The escalating diplomatic conflict between Saudi Arabia and Qatar have resulted in a number of issues, including bunker fuel access to ships inbound from Asia and a potential closure of the Suez Canal for Qatari ships (unlikely due to international treaty). Qatar has recently diverted two European-bound ships from Suez transit to round the African Cape, a policy that is likely to continue until current friction is resolved.
Shell’s LNG supply to the Dubai Supply Authority (DUSUP) is sourced from Qatar. Due to the ban, Shell’s “Maran Gas Amphipolis” from Cheniere Energy’s Sabine Pass, which was initially headed towards the Port of Mina Al-Ahmadi in Kuwait, had to be redirected to the Port of Jebel Ali in Dubai.

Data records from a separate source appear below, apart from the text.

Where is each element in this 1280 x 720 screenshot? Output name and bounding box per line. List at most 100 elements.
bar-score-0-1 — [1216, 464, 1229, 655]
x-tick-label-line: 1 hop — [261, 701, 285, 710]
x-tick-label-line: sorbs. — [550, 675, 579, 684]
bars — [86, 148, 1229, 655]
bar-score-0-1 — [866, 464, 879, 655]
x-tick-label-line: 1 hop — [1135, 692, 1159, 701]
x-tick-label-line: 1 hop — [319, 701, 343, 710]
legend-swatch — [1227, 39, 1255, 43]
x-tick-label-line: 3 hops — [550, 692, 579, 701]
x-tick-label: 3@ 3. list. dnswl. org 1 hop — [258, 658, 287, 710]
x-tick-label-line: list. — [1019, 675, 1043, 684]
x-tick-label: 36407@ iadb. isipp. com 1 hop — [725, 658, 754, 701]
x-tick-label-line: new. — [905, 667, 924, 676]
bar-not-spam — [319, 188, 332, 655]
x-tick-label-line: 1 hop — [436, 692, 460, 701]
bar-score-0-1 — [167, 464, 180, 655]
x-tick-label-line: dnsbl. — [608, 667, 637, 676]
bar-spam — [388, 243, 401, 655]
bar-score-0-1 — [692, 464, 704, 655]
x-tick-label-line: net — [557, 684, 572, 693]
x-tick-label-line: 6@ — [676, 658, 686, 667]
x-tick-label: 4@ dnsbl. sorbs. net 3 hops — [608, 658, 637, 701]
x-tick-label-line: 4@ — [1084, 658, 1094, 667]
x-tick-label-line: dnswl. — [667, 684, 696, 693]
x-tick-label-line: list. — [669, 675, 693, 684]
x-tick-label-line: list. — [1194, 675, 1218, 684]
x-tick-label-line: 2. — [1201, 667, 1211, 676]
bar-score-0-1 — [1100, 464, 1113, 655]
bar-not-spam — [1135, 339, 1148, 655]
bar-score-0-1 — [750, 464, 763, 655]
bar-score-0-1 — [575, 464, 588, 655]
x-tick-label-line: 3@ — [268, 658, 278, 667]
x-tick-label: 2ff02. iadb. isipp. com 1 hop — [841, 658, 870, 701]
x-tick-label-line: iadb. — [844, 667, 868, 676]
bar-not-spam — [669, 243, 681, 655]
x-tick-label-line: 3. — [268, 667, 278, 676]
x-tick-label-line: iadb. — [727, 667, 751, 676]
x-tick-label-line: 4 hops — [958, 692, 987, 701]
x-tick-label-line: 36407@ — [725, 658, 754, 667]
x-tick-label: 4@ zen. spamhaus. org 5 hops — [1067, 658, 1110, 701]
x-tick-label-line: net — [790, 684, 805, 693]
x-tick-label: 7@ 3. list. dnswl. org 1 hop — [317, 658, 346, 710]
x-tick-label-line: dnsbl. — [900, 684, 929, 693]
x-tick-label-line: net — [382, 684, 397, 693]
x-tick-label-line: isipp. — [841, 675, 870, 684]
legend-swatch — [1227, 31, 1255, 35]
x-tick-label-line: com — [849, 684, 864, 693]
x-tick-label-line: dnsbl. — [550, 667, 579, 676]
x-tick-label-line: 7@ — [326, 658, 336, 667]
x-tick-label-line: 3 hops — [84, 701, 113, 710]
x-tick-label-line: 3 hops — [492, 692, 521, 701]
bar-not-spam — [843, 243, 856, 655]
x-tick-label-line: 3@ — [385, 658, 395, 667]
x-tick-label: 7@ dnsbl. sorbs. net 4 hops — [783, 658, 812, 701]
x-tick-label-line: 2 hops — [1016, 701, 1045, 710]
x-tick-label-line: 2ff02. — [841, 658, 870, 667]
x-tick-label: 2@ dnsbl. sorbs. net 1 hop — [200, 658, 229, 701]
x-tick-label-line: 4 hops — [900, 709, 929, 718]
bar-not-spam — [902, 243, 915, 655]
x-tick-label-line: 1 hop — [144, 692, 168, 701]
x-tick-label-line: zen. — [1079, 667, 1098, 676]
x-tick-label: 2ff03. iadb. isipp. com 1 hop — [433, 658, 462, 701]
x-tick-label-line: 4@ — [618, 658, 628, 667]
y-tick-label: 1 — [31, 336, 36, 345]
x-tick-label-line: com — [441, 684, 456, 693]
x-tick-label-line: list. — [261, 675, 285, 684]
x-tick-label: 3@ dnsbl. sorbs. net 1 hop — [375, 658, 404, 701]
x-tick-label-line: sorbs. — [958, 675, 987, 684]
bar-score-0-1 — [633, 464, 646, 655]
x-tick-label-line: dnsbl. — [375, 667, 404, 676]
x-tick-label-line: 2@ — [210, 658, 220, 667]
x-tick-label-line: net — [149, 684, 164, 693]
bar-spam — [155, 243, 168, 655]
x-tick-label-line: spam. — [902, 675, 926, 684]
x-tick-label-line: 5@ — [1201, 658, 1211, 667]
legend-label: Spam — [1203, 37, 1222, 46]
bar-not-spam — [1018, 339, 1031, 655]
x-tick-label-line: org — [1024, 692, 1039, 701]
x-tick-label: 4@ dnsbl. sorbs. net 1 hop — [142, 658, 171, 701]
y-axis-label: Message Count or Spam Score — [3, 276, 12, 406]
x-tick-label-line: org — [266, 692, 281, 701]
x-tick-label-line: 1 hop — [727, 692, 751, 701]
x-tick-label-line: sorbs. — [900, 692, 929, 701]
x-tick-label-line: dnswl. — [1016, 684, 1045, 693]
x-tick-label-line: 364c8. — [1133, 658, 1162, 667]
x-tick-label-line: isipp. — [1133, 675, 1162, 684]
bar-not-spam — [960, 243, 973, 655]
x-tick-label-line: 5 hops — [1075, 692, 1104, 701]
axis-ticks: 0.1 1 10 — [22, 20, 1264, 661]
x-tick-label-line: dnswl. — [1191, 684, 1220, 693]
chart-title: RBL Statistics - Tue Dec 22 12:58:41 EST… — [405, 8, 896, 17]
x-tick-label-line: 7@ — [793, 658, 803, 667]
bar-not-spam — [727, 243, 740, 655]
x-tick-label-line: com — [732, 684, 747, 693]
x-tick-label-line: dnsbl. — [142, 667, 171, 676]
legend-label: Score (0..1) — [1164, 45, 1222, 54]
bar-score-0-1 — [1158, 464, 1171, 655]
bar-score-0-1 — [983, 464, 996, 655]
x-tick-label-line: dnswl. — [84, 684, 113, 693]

The UAE and Qatar Will Not End Pipeline Deliveries
The Dolphin natural gas pipeline connects the UAE and Qatar, delivering 2 Bcf/d. The pipeline delivers Qatari natural gas to the UAE and Oman. Oman has remained neutral in this conflict.
With recent tensions, Genscape believes that the UAE will not be able to replace this volume through LNG while the Persian Gulf is in the middle of air conditioning season. It is also unlikely Qatar will want to sever this relationship; it’s necessary in order to maintain reliability as a supplier and to prevent an abrupt shut off, which could tax their reservoir.
Egypt’s Gas Goal: Self Sufficient End of 2018
Egypt has vastly expanded its gas reserves over the last several years and hopes to speed up its production. EGAS is looking to defer dozens of cargoes that are due for arrival as production begins at Egypt's Zohr gas field in the Mediterranean. Trading companies holding the tenders will redirect Qatari supply to other markets.
Long-Term U.S. Gains from Qatari Fall Out
Qatari reliability concerns may encourage LNG buyers to look to American supply. Japan and Qatar are currently in negotiations for expiring contracts in 2022 and 2023, but should Japanese buyers decide to leave, they risk losing lucrative equity positions in Qatari projects. However, Japan, like Korea, has a security pact and trade issues with the U.S. that will weigh on these future commitments. Qatar’s market share in Japan is already under pressure from Australian and U.S. supplies, as well as future Russian sources. Losing share in Japan will force Qatar to seek sales among less creditworthy buyers in Africa and South Asia.
Qatar is not alone facing reliability issues. Saudi Arabia’s launch of its trillion dollar IPO may suffer collateral damage if the dispute does not wind down.